Onur Yürüyüşü’nde ve diğer demokratik eylemlerde karşımıza çıkan polis şiddetinin kaynağı erkek devlettir, erkek şiddetini koruyan bu iktidardır, patriyarkadır. Sokakta karşılaştığımız polis şiddeti, mahkemede Pınar Gültekin’in, Hatice Kaçmaz’ın katillerine verilen erkeklik indirimleri, şüpheli kadın ölümlerinin üstünün hızla örtülmesi, İstanbul Sözleşmesi’nin tek adamın kararıyla feshedilmesi ve daha birçok kadın ve LGBTİ+ düşmanı uygulama, karar hayatlarımızdaki şiddeti yaratan suç şebekesini işaret etmektedir. Kadınların haklarına saldıran, LGBTİ+ları nefret söylemleriyle yok sayan bütün iktidar sahibi yöneticiler, erkekleri cezasızlıkla ödüllendiren mahkeme başkanları, tacizci Hanifi Zengin gibi gözaltına alırken şiddet kullanmayı kendinde hak gören bütün polisler ve her gün yaşadığımız ve çoğu zaman en yakınlarımızdan gelen şiddetin faili erkekler; birbirinden güç alan bu suç şebekesinin üyeleridir.

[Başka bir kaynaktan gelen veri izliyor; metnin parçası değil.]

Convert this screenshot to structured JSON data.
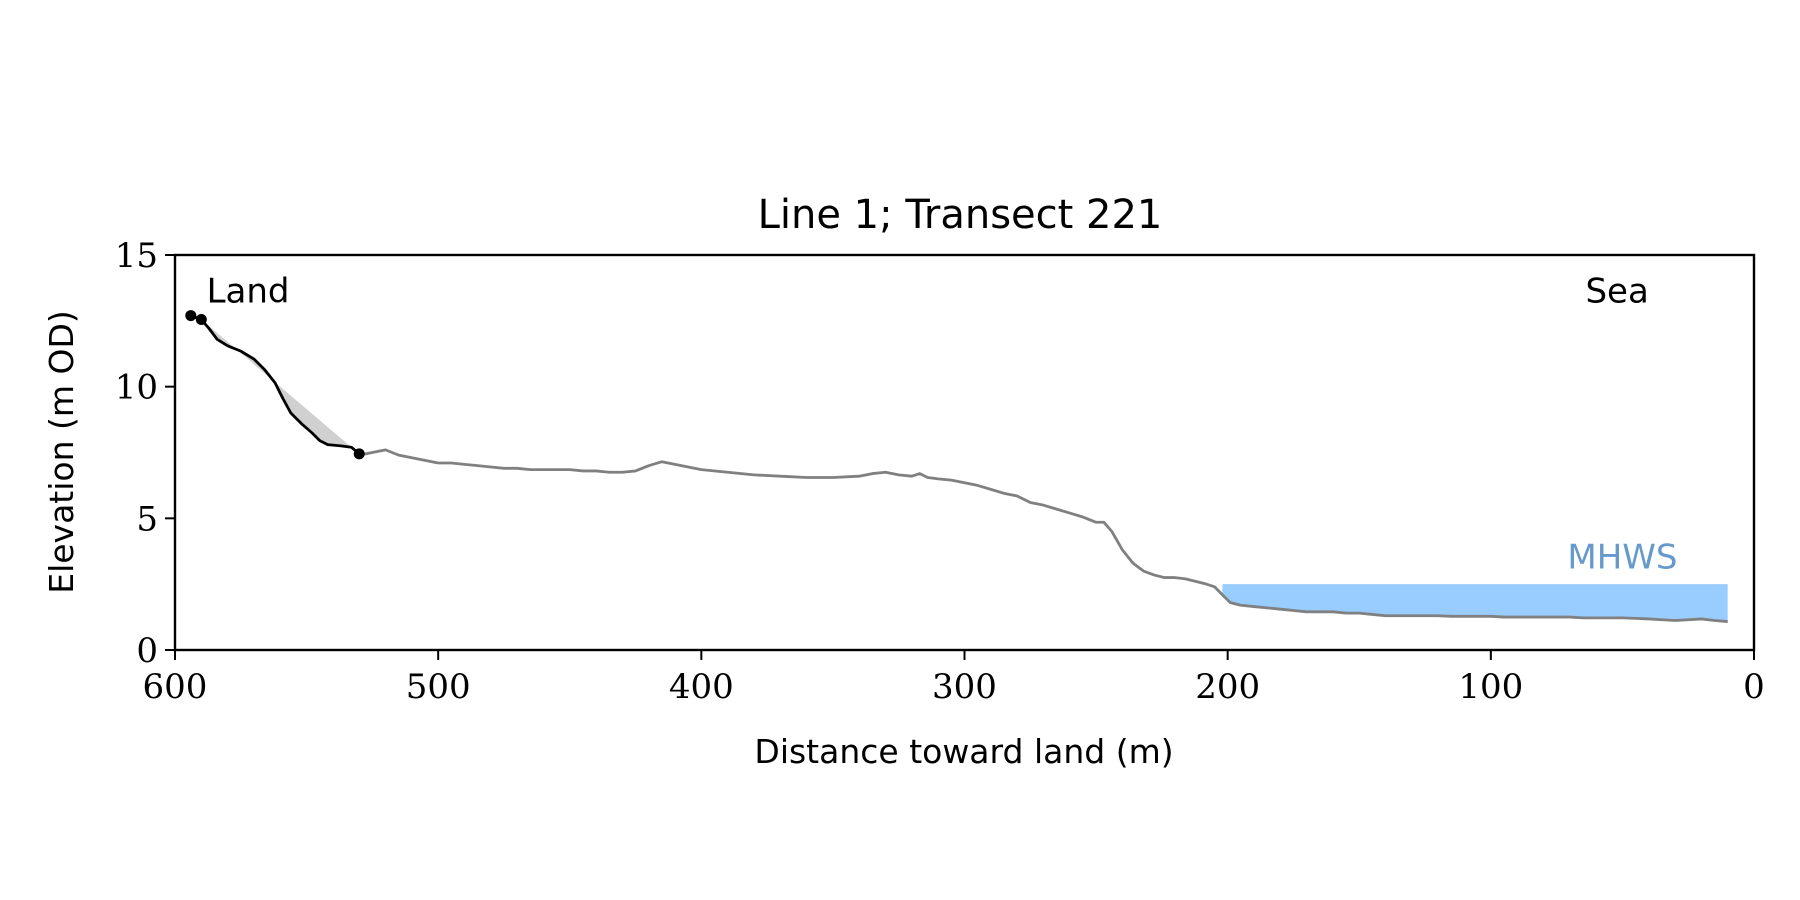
{
  "chart_data": {
    "type": "line",
    "title": "Line 1; Transect 221",
    "xlabel": "Distance toward land (m)",
    "ylabel": "Elevation (m OD)",
    "xlim": [
      600,
      0
    ],
    "ylim": [
      0,
      15
    ],
    "x_reversed": true,
    "x_ticks": [
      600,
      500,
      400,
      300,
      200,
      100,
      0
    ],
    "y_ticks": [
      0,
      5,
      10,
      15
    ],
    "grid": false,
    "annotations": [
      {
        "text": "Land",
        "x": 588,
        "y": 13.2,
        "color": "#000000"
      },
      {
        "text": "Sea",
        "x": 52,
        "y": 13.2,
        "color": "#000000"
      },
      {
        "text": "MHWS",
        "x": 50,
        "y": 3.1,
        "color": "#6699cc"
      }
    ],
    "mhws": {
      "level": 2.5,
      "x_from": 202,
      "x_to": 10,
      "color": "#99ccff"
    },
    "series": [
      {
        "role": "profile",
        "color": "#808080",
        "points": [
          [
            530,
            7.4
          ],
          [
            525,
            7.5
          ],
          [
            520,
            7.6
          ],
          [
            515,
            7.4
          ],
          [
            510,
            7.3
          ],
          [
            505,
            7.2
          ],
          [
            500,
            7.1
          ],
          [
            495,
            7.1
          ],
          [
            490,
            7.05
          ],
          [
            485,
            7.0
          ],
          [
            480,
            6.95
          ],
          [
            475,
            6.9
          ],
          [
            470,
            6.9
          ],
          [
            465,
            6.85
          ],
          [
            460,
            6.85
          ],
          [
            455,
            6.85
          ],
          [
            450,
            6.85
          ],
          [
            445,
            6.8
          ],
          [
            440,
            6.8
          ],
          [
            435,
            6.75
          ],
          [
            430,
            6.75
          ],
          [
            425,
            6.8
          ],
          [
            420,
            7.0
          ],
          [
            415,
            7.15
          ],
          [
            410,
            7.05
          ],
          [
            405,
            6.95
          ],
          [
            400,
            6.85
          ],
          [
            390,
            6.75
          ],
          [
            380,
            6.65
          ],
          [
            370,
            6.6
          ],
          [
            360,
            6.55
          ],
          [
            350,
            6.55
          ],
          [
            340,
            6.6
          ],
          [
            335,
            6.7
          ],
          [
            330,
            6.75
          ],
          [
            325,
            6.65
          ],
          [
            320,
            6.6
          ],
          [
            317,
            6.7
          ],
          [
            314,
            6.55
          ],
          [
            310,
            6.5
          ],
          [
            305,
            6.45
          ],
          [
            300,
            6.35
          ],
          [
            295,
            6.25
          ],
          [
            290,
            6.1
          ],
          [
            285,
            5.95
          ],
          [
            280,
            5.85
          ],
          [
            275,
            5.6
          ],
          [
            270,
            5.5
          ],
          [
            265,
            5.35
          ],
          [
            260,
            5.2
          ],
          [
            255,
            5.05
          ],
          [
            250,
            4.85
          ],
          [
            247,
            4.85
          ],
          [
            244,
            4.5
          ],
          [
            240,
            3.8
          ],
          [
            236,
            3.3
          ],
          [
            232,
            3.0
          ],
          [
            228,
            2.85
          ],
          [
            224,
            2.75
          ],
          [
            220,
            2.75
          ],
          [
            216,
            2.7
          ],
          [
            212,
            2.6
          ],
          [
            208,
            2.5
          ],
          [
            205,
            2.4
          ],
          [
            202,
            2.1
          ],
          [
            199,
            1.8
          ],
          [
            195,
            1.7
          ],
          [
            190,
            1.65
          ],
          [
            185,
            1.6
          ],
          [
            180,
            1.55
          ],
          [
            175,
            1.5
          ],
          [
            170,
            1.45
          ],
          [
            165,
            1.45
          ],
          [
            160,
            1.45
          ],
          [
            155,
            1.4
          ],
          [
            150,
            1.4
          ],
          [
            145,
            1.35
          ],
          [
            140,
            1.3
          ],
          [
            135,
            1.3
          ],
          [
            130,
            1.3
          ],
          [
            125,
            1.3
          ],
          [
            120,
            1.3
          ],
          [
            115,
            1.28
          ],
          [
            110,
            1.28
          ],
          [
            105,
            1.28
          ],
          [
            100,
            1.28
          ],
          [
            95,
            1.25
          ],
          [
            90,
            1.25
          ],
          [
            85,
            1.25
          ],
          [
            80,
            1.25
          ],
          [
            75,
            1.25
          ],
          [
            70,
            1.25
          ],
          [
            65,
            1.22
          ],
          [
            60,
            1.22
          ],
          [
            55,
            1.22
          ],
          [
            50,
            1.22
          ],
          [
            45,
            1.2
          ],
          [
            40,
            1.18
          ],
          [
            35,
            1.15
          ],
          [
            30,
            1.12
          ],
          [
            25,
            1.15
          ],
          [
            20,
            1.18
          ],
          [
            15,
            1.12
          ],
          [
            10,
            1.08
          ]
        ]
      },
      {
        "role": "cliff-profile",
        "color": "#000000",
        "points": [
          [
            594,
            12.7
          ],
          [
            590,
            12.55
          ],
          [
            587,
            12.2
          ],
          [
            584,
            11.8
          ],
          [
            580,
            11.55
          ],
          [
            575,
            11.35
          ],
          [
            570,
            11.05
          ],
          [
            566,
            10.65
          ],
          [
            562,
            10.15
          ],
          [
            559,
            9.55
          ],
          [
            556,
            9.0
          ],
          [
            552,
            8.6
          ],
          [
            548,
            8.25
          ],
          [
            545,
            7.95
          ],
          [
            542,
            7.8
          ],
          [
            537,
            7.75
          ],
          [
            533,
            7.7
          ],
          [
            530,
            7.45
          ]
        ]
      },
      {
        "role": "cliff-chord",
        "color": "#d0d0d0",
        "points": [
          [
            590,
            12.55
          ],
          [
            530,
            7.45
          ]
        ]
      }
    ],
    "markers": [
      [
        594,
        12.7
      ],
      [
        590,
        12.55
      ],
      [
        530,
        7.45
      ]
    ]
  }
}
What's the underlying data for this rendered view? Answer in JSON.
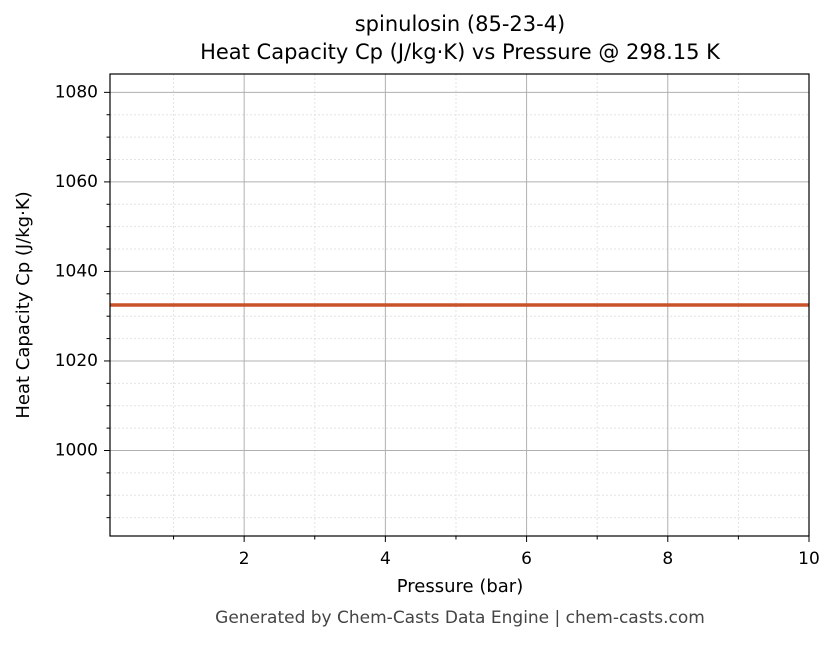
{
  "chart_data": {
    "type": "line",
    "title": "spinulosin (85-23-4)",
    "subtitle": "Heat Capacity Cp (J/kg·K) vs Pressure @ 298.15 K",
    "x_label": "Pressure (bar)",
    "y_label": "Heat Capacity Cp (J/kg·K)",
    "x": [
      0.1,
      10
    ],
    "series": [
      {
        "color": "#c8532a",
        "values": [
          1032.5,
          1032.5
        ]
      }
    ],
    "xlim": [
      0.1,
      10
    ],
    "xticks": [
      2,
      4,
      6,
      8,
      10
    ],
    "xminorticks": [
      1,
      3,
      5,
      7,
      9
    ],
    "ylim": [
      980.9,
      1084.1
    ],
    "yticks": [
      1000,
      1020,
      1040,
      1060,
      1080
    ],
    "yminorticks": [
      985,
      990,
      995,
      1005,
      1010,
      1015,
      1025,
      1030,
      1035,
      1045,
      1050,
      1055,
      1065,
      1070,
      1075
    ],
    "grid": true
  },
  "footer": "Generated by Chem-Casts Data Engine | chem-casts.com"
}
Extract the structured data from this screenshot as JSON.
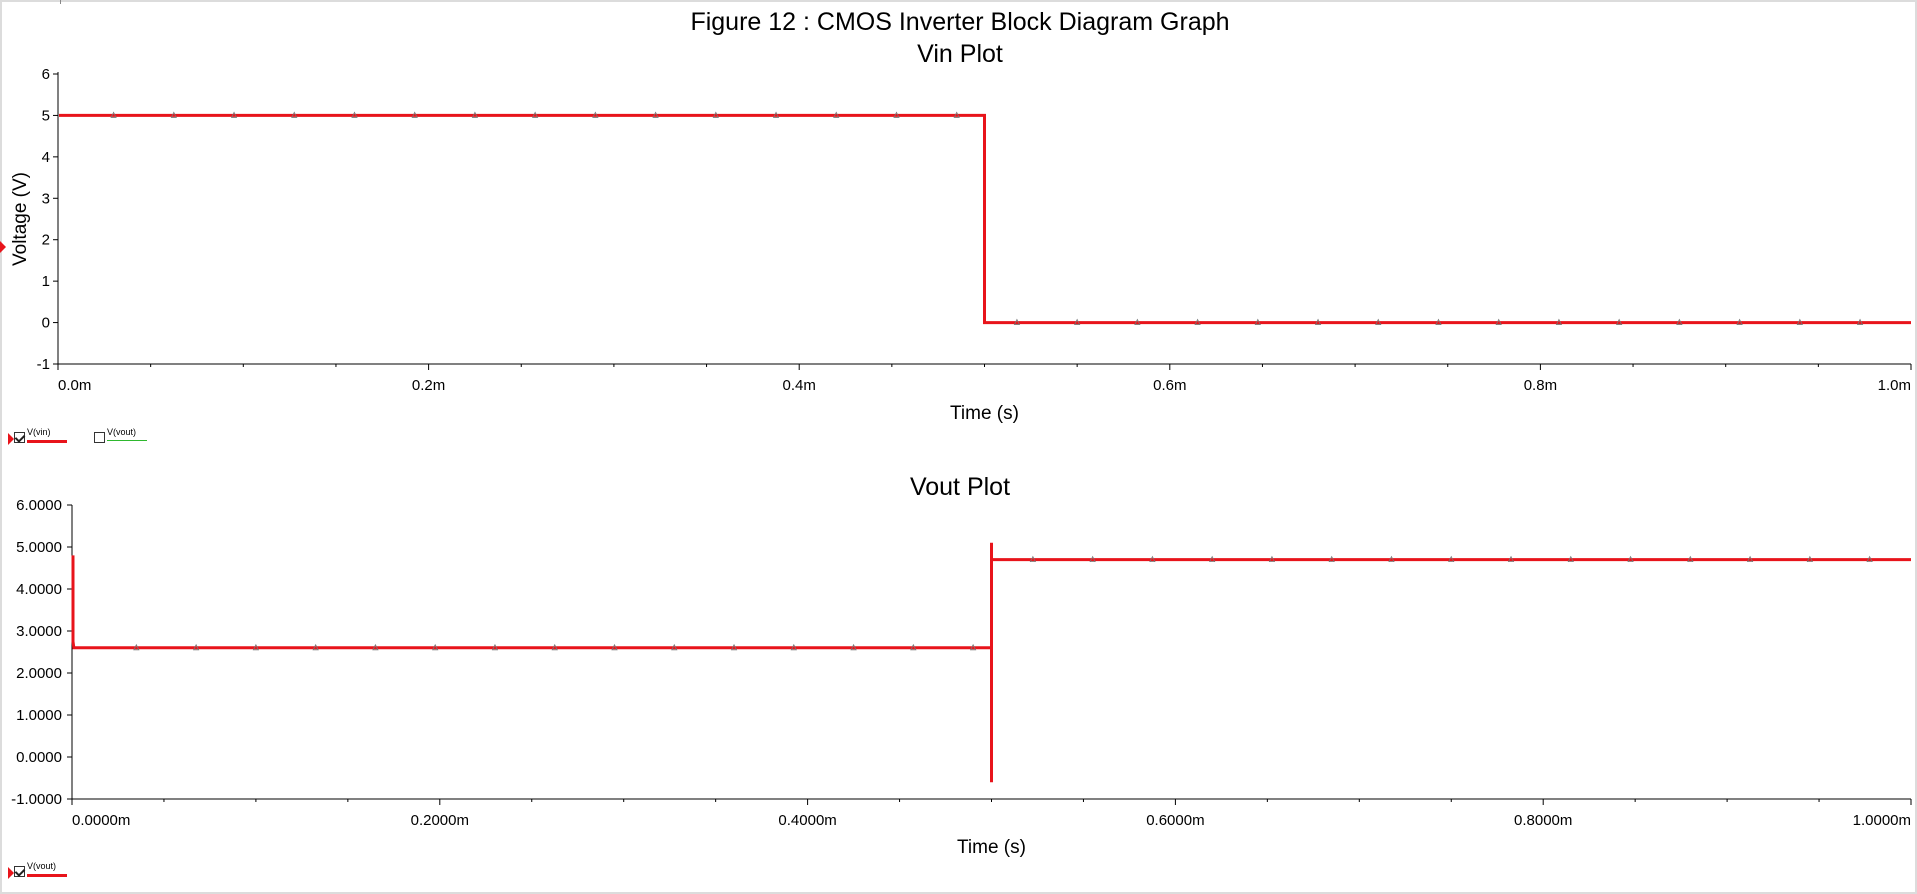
{
  "figure_title": "Figure 12 : CMOS Inverter Block Diagram Graph",
  "colors": {
    "trace": "#e8141b",
    "vout_legend_top": "#2eb82e",
    "marker": "#777777"
  },
  "legend_top": [
    {
      "label": "V(vin)",
      "checked": true,
      "color": "#e8141b"
    },
    {
      "label": "V(vout)",
      "checked": false,
      "color": "#2eb82e"
    }
  ],
  "legend_bottom": [
    {
      "label": "V(vout)",
      "checked": true,
      "color": "#e8141b"
    }
  ],
  "chart_data": [
    {
      "type": "line",
      "title": "Vin Plot",
      "xlabel": "Time (s)",
      "ylabel": "Voltage (V)",
      "xlim": [
        0,
        1.0
      ],
      "ylim": [
        -1,
        6
      ],
      "x_unit": "ms",
      "xticks": [
        0,
        0.2,
        0.4,
        0.6,
        0.8,
        1.0
      ],
      "xtick_labels": [
        "0.0m",
        "0.2m",
        "0.4m",
        "0.6m",
        "0.8m",
        "1.0m"
      ],
      "yticks": [
        -1,
        0,
        1,
        2,
        3,
        4,
        5,
        6
      ],
      "ytick_labels": [
        "-1",
        "0",
        "1",
        "2",
        "3",
        "4",
        "5",
        "6"
      ],
      "grid": false,
      "series": [
        {
          "name": "V(vin)",
          "x": [
            0,
            0.5,
            0.5,
            1.0
          ],
          "y": [
            5,
            5,
            0,
            0
          ]
        }
      ]
    },
    {
      "type": "line",
      "title": "Vout Plot",
      "xlabel": "Time (s)",
      "ylabel": "",
      "xlim": [
        0,
        1.0
      ],
      "ylim": [
        -1.0,
        6.0
      ],
      "x_unit": "ms",
      "xticks": [
        0,
        0.2,
        0.4,
        0.6,
        0.8,
        1.0
      ],
      "xtick_labels": [
        "0.0000m",
        "0.2000m",
        "0.4000m",
        "0.6000m",
        "0.8000m",
        "1.0000m"
      ],
      "yticks": [
        -1,
        0,
        1,
        2,
        3,
        4,
        5,
        6
      ],
      "ytick_labels": [
        "-1.0000",
        "0.0000",
        "1.0000",
        "2.0000",
        "3.0000",
        "4.0000",
        "5.0000",
        "6.0000"
      ],
      "grid": false,
      "series": [
        {
          "name": "V(vout)",
          "x": [
            0,
            0,
            0.001,
            0.5,
            0.5,
            0.5,
            0.5,
            0.5,
            1.0
          ],
          "y": [
            4.8,
            2.75,
            2.6,
            2.6,
            -0.6,
            5.1,
            4.7,
            4.7,
            4.7
          ]
        }
      ]
    }
  ]
}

Uzunca bir süredir İstanbul Sözleşmesini savunmak için yaptığımız eylemlerden, kadın cinayetlerine karşı yürüyüşlerimize kadar sokağa her çıktığımızda karşımıza çıkan yasaklamalara ve polis şiddetine karşı isyandayız! Bunu artık herkes biliyor, bilmiyorsa da bilsin ve duysun! Bu şiddet biz kadınlara ve LGBTİ+’lara geri adım attırmıyor! Hayatlarımızı, haklarımızı, birbirimizi savunmaktan vazgeçmiyoruz. Yasakları aşıyoruz, sokaklara akıyoruz, mahkeme salonlarını dolduruyoruz, dayanışmamız sınır tanımıyor. Ama hayatımızın dört bir yanını saran bu şiddetin yanınıza kar kalacağını sanıyorsanız da yanılıyorsunuz.
Suçlusunuz! Siz kadınları erkek şiddetine karşı koruyamazsınız. Bu şiddetin normalleşmesine izin vermeyeceğiz ve üstüne gideceğiz. Bugün Onur Yürüyüşü’nde maruz bırakıldığımız polis şiddetine karşı suç duyurusunda bulunuyoruz. İşkenceci, tacizci polisleri yargılatacağız. Bu şiddeti teşhir etmeye ve hesap sormaya devam edeceğiz. 20. İstanbul Onur Yürüyüşü’nde dediğimiz gibi her yürüyüşümüz onur, hayatımız direniş.